Thursday, July 20, 2006

Why the IRS is a Dirty Word

Taxes! That single word may have sent a shiver up your spine, or caused you to groan. It seems the government is always out to take all of your hard-earned money. You’re half-way right. But it’s not the government who wants your money. It’s the IRS.

You see, the IRS has found a multitude of ways to take your money, without you even realizing it. It has even convinced businesses and banks to push their schemes on an un-assuming America. The IRS wants your money, and they trick people into giving them their hard-earned money by slinging around the term “tax-free.” More than likely, if you fall for this, the IRS will get something from you, so the taxes you did not pay make it a wash.

Who wants to pay more taxes? Everyone hates paying taxes. So, when something is being advertised as tax-free, people get way too excited. This is how the IRS sets the trap and then they sit back, crack their knuckles, and watch with excitement as millions of people take the bait.

How do they do it? You ask. It’s simple enough, really. The IRS lures folks in by offering tax-free retirement investments.

The IRS came up with several retirement savings accounts under the guise that they are helping Americans save for their Golden Years. There are 401(k)s and IRAs. I am sure there are more, but these serve as examples. They are pushed in nearly every company, and every financial magazine and bank across America. All of them are disguised as vehicles for saving. Here is how they work:

What is a 401(k)? This is a nifty little option available to most employees of major companies. You invest money into your 401(k) and if you’re lucky, your employer will match your investments. These investments are tax-free or tax-deferred. Either way, the IRS takes your money, and invests it into different funds, in the hopes of making money supposedly on your behalf. When you reach a certain age, you are then entitled to your investment and the earnings on your investment – get this – tax-free or tax-deferred. However, if you withdraw that money before retirement age, guess what? You pay a penalty. That’s right. You pay money to the IRS if you choose to access your hard-earned money before the IRS wants you to. Even worse, if the IRS does a poor job investing your money, you may actually LOSE what you’ve paid in.

Okay, so that kind of sucks. Well, then, how about an IRA? An IRA is an Individual Retirement Account. This is a great option if you want to give your money to the IRS, but your company doesn’t offer a 401(k). Basically, an IRA works like this: you put your money in, and when the IRS decides you are old enough, you get your money back. Again, the amount you get back depends on if the IRS did a good job and made lots of interest off your money, and like the 401(k), the IRA is riddled with many rules and stipulations, and heavy penalty fees if you decide you need your money back before you are old enough to retire.

Now, it is hard enough to commit your hard-earned money to a Certificate of Deposit or a government bond. Your money is locked up tight for a period as little as one year. If you withdraw early, you subsequently pay a penalty.

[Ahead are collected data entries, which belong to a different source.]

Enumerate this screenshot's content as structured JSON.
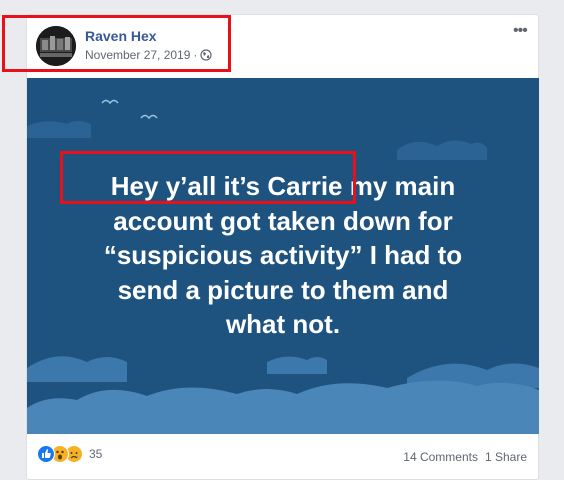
{
  "post": {
    "author": "Raven Hex",
    "date": "November 27, 2019",
    "separator": "·",
    "privacy_icon": "globe-icon",
    "more_icon": "ellipsis-icon",
    "more_label": "•••"
  },
  "banner": {
    "lines": [
      "Hey y’all it’s Carrie my main",
      "account got taken down for",
      "“suspicious activity” I had to",
      "send a picture to them and",
      "what not."
    ],
    "background_color": "#1e5380",
    "text_color": "#ffffff"
  },
  "footer": {
    "reaction_icons": [
      "like-icon",
      "wow-icon",
      "sad-icon"
    ],
    "reaction_count": "35",
    "comments": "14 Comments",
    "shares": "1 Share"
  },
  "colors": {
    "highlight": "#e8101a",
    "link": "#385898",
    "meta": "#616770"
  }
}
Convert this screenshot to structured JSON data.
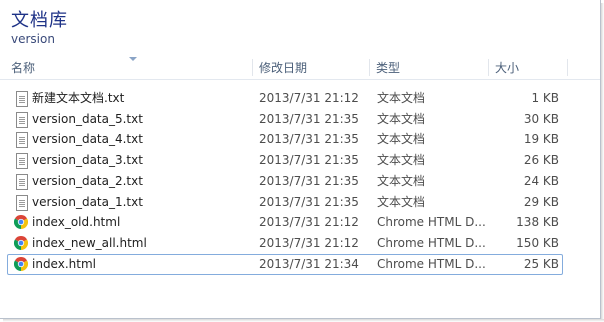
{
  "library": {
    "title": "文档库",
    "subtitle": "version"
  },
  "columns": {
    "name": "名称",
    "date": "修改日期",
    "type": "类型",
    "size": "大小"
  },
  "files": [
    {
      "name": "新建文本文档.txt",
      "date": "2013/7/31 21:12",
      "type": "文本文档",
      "size": "1 KB",
      "icon": "text-file-icon"
    },
    {
      "name": "version_data_5.txt",
      "date": "2013/7/31 21:35",
      "type": "文本文档",
      "size": "30 KB",
      "icon": "text-file-icon"
    },
    {
      "name": "version_data_4.txt",
      "date": "2013/7/31 21:35",
      "type": "文本文档",
      "size": "19 KB",
      "icon": "text-file-icon"
    },
    {
      "name": "version_data_3.txt",
      "date": "2013/7/31 21:35",
      "type": "文本文档",
      "size": "26 KB",
      "icon": "text-file-icon"
    },
    {
      "name": "version_data_2.txt",
      "date": "2013/7/31 21:35",
      "type": "文本文档",
      "size": "24 KB",
      "icon": "text-file-icon"
    },
    {
      "name": "version_data_1.txt",
      "date": "2013/7/31 21:35",
      "type": "文本文档",
      "size": "29 KB",
      "icon": "text-file-icon"
    },
    {
      "name": "index_old.html",
      "date": "2013/7/31 21:12",
      "type": "Chrome HTML D...",
      "size": "138 KB",
      "icon": "chrome-icon"
    },
    {
      "name": "index_new_all.html",
      "date": "2013/7/31 21:12",
      "type": "Chrome HTML D...",
      "size": "150 KB",
      "icon": "chrome-icon"
    },
    {
      "name": "index.html",
      "date": "2013/7/31 21:34",
      "type": "Chrome HTML D...",
      "size": "25 KB",
      "icon": "chrome-icon",
      "selected": true
    }
  ]
}
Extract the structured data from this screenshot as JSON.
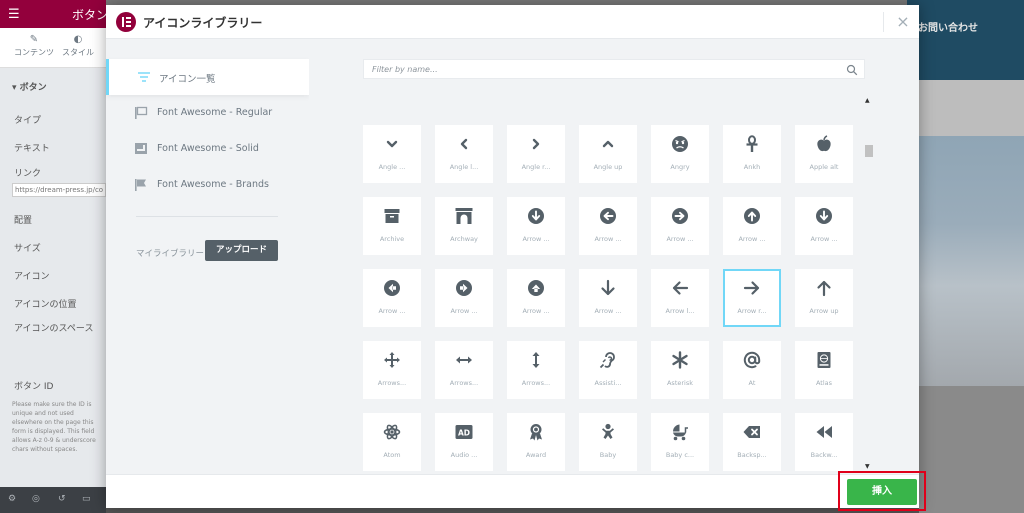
{
  "background": {
    "editor_title": "ボタン",
    "tabs": [
      "コンテンツ",
      "スタイル"
    ],
    "section_title": "ボタン",
    "rows": [
      "タイプ",
      "テキスト",
      "リンク",
      "配置",
      "サイズ",
      "アイコン",
      "アイコンの位置",
      "アイコンのスペース",
      "ボタン ID"
    ],
    "url_value": "https://dream-press.jp/co",
    "help_text": "Please make sure the ID is unique and not used elsewhere on the page this form is displayed. This field allows A-z 0-9 & underscore chars without spaces.",
    "hero_label": "お問い合わせ"
  },
  "modal": {
    "title": "アイコンライブラリー",
    "close_icon": "×",
    "sidebar": {
      "items": [
        {
          "label": "アイコン一覧",
          "icon": "list-icon",
          "active": true
        },
        {
          "label": "Font Awesome - Regular",
          "icon": "flag-regular-icon",
          "active": false
        },
        {
          "label": "Font Awesome - Solid",
          "icon": "flag-solid-icon",
          "active": false
        },
        {
          "label": "Font Awesome - Brands",
          "icon": "flag-brands-icon",
          "active": false
        }
      ],
      "library_label": "マイライブラリー",
      "upload_label": "アップロード"
    },
    "search": {
      "placeholder": "Filter by name..."
    },
    "icons": [
      {
        "label": "Angle ...",
        "icon": "angle-down-icon"
      },
      {
        "label": "Angle l...",
        "icon": "angle-left-icon"
      },
      {
        "label": "Angle r...",
        "icon": "angle-right-icon"
      },
      {
        "label": "Angle up",
        "icon": "angle-up-icon"
      },
      {
        "label": "Angry",
        "icon": "angry-icon"
      },
      {
        "label": "Ankh",
        "icon": "ankh-icon"
      },
      {
        "label": "Apple alt",
        "icon": "apple-alt-icon"
      },
      {
        "label": "Archive",
        "icon": "archive-icon"
      },
      {
        "label": "Archway",
        "icon": "archway-icon"
      },
      {
        "label": "Arrow ...",
        "icon": "arrow-circle-down-icon"
      },
      {
        "label": "Arrow ...",
        "icon": "arrow-circle-left-icon"
      },
      {
        "label": "Arrow ...",
        "icon": "arrow-circle-right-icon"
      },
      {
        "label": "Arrow ...",
        "icon": "arrow-circle-up-icon"
      },
      {
        "label": "Arrow ...",
        "icon": "arrow-circle-down-2-icon"
      },
      {
        "label": "Arrow ...",
        "icon": "arrow-alt-circle-left-icon"
      },
      {
        "label": "Arrow ...",
        "icon": "arrow-alt-circle-right-icon"
      },
      {
        "label": "Arrow ...",
        "icon": "arrow-alt-circle-up-icon"
      },
      {
        "label": "Arrow ...",
        "icon": "arrow-down-icon"
      },
      {
        "label": "Arrow l...",
        "icon": "arrow-left-icon"
      },
      {
        "label": "Arrow r...",
        "icon": "arrow-right-icon",
        "selected": true
      },
      {
        "label": "Arrow up",
        "icon": "arrow-up-icon"
      },
      {
        "label": "Arrows...",
        "icon": "arrows-alt-icon"
      },
      {
        "label": "Arrows...",
        "icon": "arrows-alt-h-icon"
      },
      {
        "label": "Arrows...",
        "icon": "arrows-alt-v-icon"
      },
      {
        "label": "Assisti...",
        "icon": "assistive-listening-icon"
      },
      {
        "label": "Asterisk",
        "icon": "asterisk-icon"
      },
      {
        "label": "At",
        "icon": "at-icon"
      },
      {
        "label": "Atlas",
        "icon": "atlas-icon"
      },
      {
        "label": "Atom",
        "icon": "atom-icon"
      },
      {
        "label": "Audio ...",
        "icon": "audio-description-icon"
      },
      {
        "label": "Award",
        "icon": "award-icon"
      },
      {
        "label": "Baby",
        "icon": "baby-icon"
      },
      {
        "label": "Baby c...",
        "icon": "baby-carriage-icon"
      },
      {
        "label": "Backsp...",
        "icon": "backspace-icon"
      },
      {
        "label": "Backw...",
        "icon": "backward-icon"
      }
    ],
    "footer": {
      "insert_label": "挿入"
    }
  },
  "colors": {
    "brand": "#92003b",
    "accent": "#71d7f7",
    "insert": "#39b54a",
    "highlight_box": "#e0001a"
  }
}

However, you are guaranteed to get your money back, plus a little bit of interest, but geez, there’s always some emergency that might come up that will keep you from investing your money here. You never know when you may need that money.

Take that idea a step further. Lock your money up until you hit age 65. Tell me you’ll never need to tap that resource. It’s near impossible. So you tap your 401(k) or your IRA. Whammo! You took the bait out of the trap the IRS has set. You’ll pay penalties and even possibly taxes, all because you needed a little bit of money early. The penalty you pay may even be more than any earnings on your money. And to make things worse, you may even have to pay back the money you borrowed from yourself at a time and amount that is not comfortable for you.

This is how the IRS tricks you into willingly giving them money. If it’s advertised as tax-free, you can be guaranteed there are heavy penalties and mind-bending rules to make up for it.

Even though individual investing is discouraged at every turn (mostly because earnings are taxed), I would personally prefer to invest my money myself, and manage it and grow it myself, and (gasp!), pay taxes on the earnings. You don’t hear Donald Trump or Warren Buffet whining about paying taxes on their earnings. Why? Because the bottom line is, you will never pay more taxes than what you have earned. Period. If you invest on your own, you will pay taxes on your earnings, but not so much taxes that you will not make any money at all. You will still come out ahead, and odds are, you’ll make a ton more money simply because you’re putting your retirement solely in your own hands, which will force you to become a prudent spender and a wise investor. Plus, if you have an emergency, you can access your money with no penalty. You don’t need to put yourself in a bind if you can’t pay yourself back right away, either.

Anytime something is being advertised as “tax-free,” you can bet that the IRS is behind it. And that, my friends, is why the IRS is a dirty word.